When I heard about the news and the controversy surrounding the confederate flag, my partner (not a Libertarian) exclaimed: “I don’t understand how people can think that the confederate flag isn’t offensive to black people!” She then turned to me and said “I bet you don’t think it should be banned”, to which I replied “No I don’t… but I still think its offensive. I certainly wouldn’t hang the confederate flag outside my own house.” However, there are undoubtedly many people in the USA who don’t think that the famous ‘Stars & Bars’ is a symbol of racial oppression, merely an obstinate allusion to the cultural, linguistic and culinary tradition of the American Deep South. Yet I think we can all agree that the confederate flag has become a divisive issue and a powerful symbol, as to what it represents, I will leave you to decide.

It goes without saying that my deepest sympathies go to the families of those killed in Charleston. I also feel obliged to add here that at times I have been made to feel dreadfully uncomfortable when I read things some ‘Libertarians’ have said about race and ethnicity. Unfortunately, there can’t be any inspirational message behind this article, but as I alluded to earlier, in the wake of the events in South Carolina, a moment of reflection might be appropriate.


  1. I will leave the issue of the Confederate Battle Flag to people I trust on the spot – such as the Governor of South Carolina and United States Senator Tim Scott (both in the smaller government Republican tradition that opposes racialism – the tradition of Warren Harding [the real Warren Harding – not the Hollywood “history” version] and so on).

    To me the people in eastern Tennessee (Districts One and Two – since the 1860s) have the right of it – the Civil War was not (contra Rothbard and co) about opposing taxes on imports, it was about SLAVERY.

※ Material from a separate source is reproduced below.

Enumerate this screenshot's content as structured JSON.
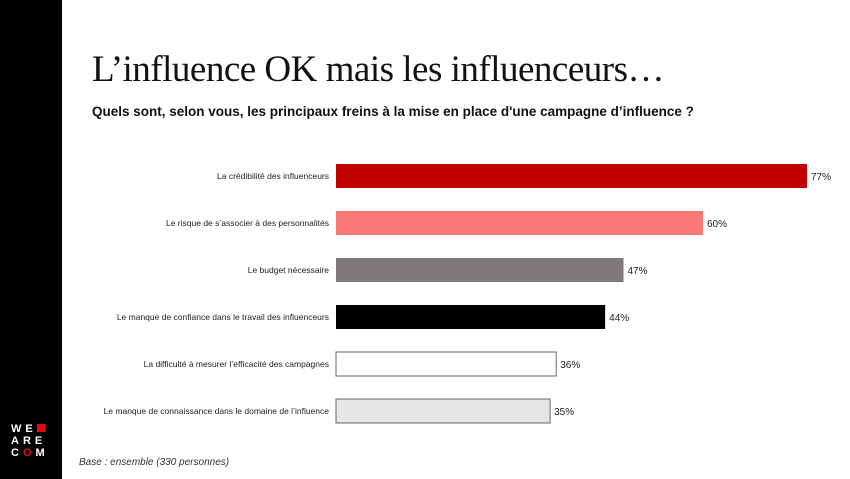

    As for the murderer – he wants tradition, so I will give him some.

    HANG him.



    1. While slavery was of course a major issue among the causes of the split that led to the war, it was not the only one, and the war itself was not a war to free the slaves, but a war to prevent secession, as Lincoln himself made clear, while Robert E. Lee said after the war: “So far from engaging in a war to perpetuate slavery, I am rejoiced that slavery is abolished. I believe it will be greatly for the interests of the South.” Unlike Union General Ulysses Grant, Lee never had any slaves. Rothbard is correct that the southern states had a right to secede from the Union, just the same as the original 13 colonies had a right to secede from the British Empire.

      As for the flag, it symbolises different things to different people, and it doesn’t belong to one drugged-up psycho.



      1. Lee’s wife owned the slaves. And Grant did not own slaves by the start of the war (not that Grant had any say in whether there would be war anyway).

        As for the Confederacy abolishing slavery – it did not (that would have made the war pointless – as the war was about the preservation and EXPANSION of slavery).

        So the quotation from General Lees is a bit odd – as it is about an event that did not take place.

        Unless by “after the war” you mean the Union’s forcing abolition of slavery on the South (and on parts of the north for that matter – there were still a handful of slaves in such places as Deleware).

        In which case General Lee is saying that he welcomes the victory of the United States and the defeat of the Slave Power (the Confederacy).

        I wish General Lee had held that opinion in 1861.

        By the way there would still have been war (total war) if secession been allowed – as the Confederacy was determined to EXPAND slavery into areas also claimed by the United States.